Une grève qui révèle les fractures d’une société

Publié par Alencontre le 30 - août - 2010

Manifestation le mercredi 25 août à Johannesburg

Par Patrick Bond

Le président Jacob Zuma, le vendredi 27 août 2010, a donné l’ordre à ses ministres de négocier avec les syndicats du secteur public pour mettre fin à la grève.

Le secrétaire général du syndicat (COSATU) avait répercuté l’idée, le 26 août 2010, d’élargir la grève au secteur des mines. Ce qui changerait fortement la situation. Zizi Kodwa a eu des négociations durant tout le week-end du 29-30 août, au moment où cette grève va entrer dans sa troisième semaine.
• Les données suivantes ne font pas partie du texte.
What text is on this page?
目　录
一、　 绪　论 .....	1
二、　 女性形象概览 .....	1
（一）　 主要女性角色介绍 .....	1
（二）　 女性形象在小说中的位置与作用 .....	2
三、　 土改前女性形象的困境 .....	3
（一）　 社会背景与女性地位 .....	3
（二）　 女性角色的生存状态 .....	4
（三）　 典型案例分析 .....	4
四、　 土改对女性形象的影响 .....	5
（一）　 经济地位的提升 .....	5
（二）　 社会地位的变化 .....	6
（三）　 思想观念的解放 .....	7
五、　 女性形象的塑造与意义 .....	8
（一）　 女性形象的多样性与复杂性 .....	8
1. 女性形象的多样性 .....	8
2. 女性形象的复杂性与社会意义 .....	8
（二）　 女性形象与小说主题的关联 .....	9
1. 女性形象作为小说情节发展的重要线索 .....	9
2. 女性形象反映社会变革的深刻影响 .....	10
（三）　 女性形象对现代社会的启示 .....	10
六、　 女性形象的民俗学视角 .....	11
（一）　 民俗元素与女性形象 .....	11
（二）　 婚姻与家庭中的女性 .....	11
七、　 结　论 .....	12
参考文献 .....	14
Vendredi 27 août, pour renforcer la position des travailleurs du public, le NUM (Syndicat national des mineurs) avait annoncé qu’il appellerait ses 32’000 membres à faire un jour de grève afin de soutenir les travailleuses et travailleurs du secteur public.

Il faut avoir encore à l’esprit que les travailleuses et travailleurs du secteur de la santé, la semaine passée, ont refusé de prendre en compte une décision d’un tribunal leur interdisant de participer à la grève. L’armée a envoyé des médecins dans 54 hôpitaux le samedi 28 août. Le 24 août, à Kimberley, à 450 kilomètres au sud-ouest de Johannesburg, la police a tiré, en tirs tendus, avec des «balles en caoutchouc» sur les grévistes, en en blessant un grand nombre.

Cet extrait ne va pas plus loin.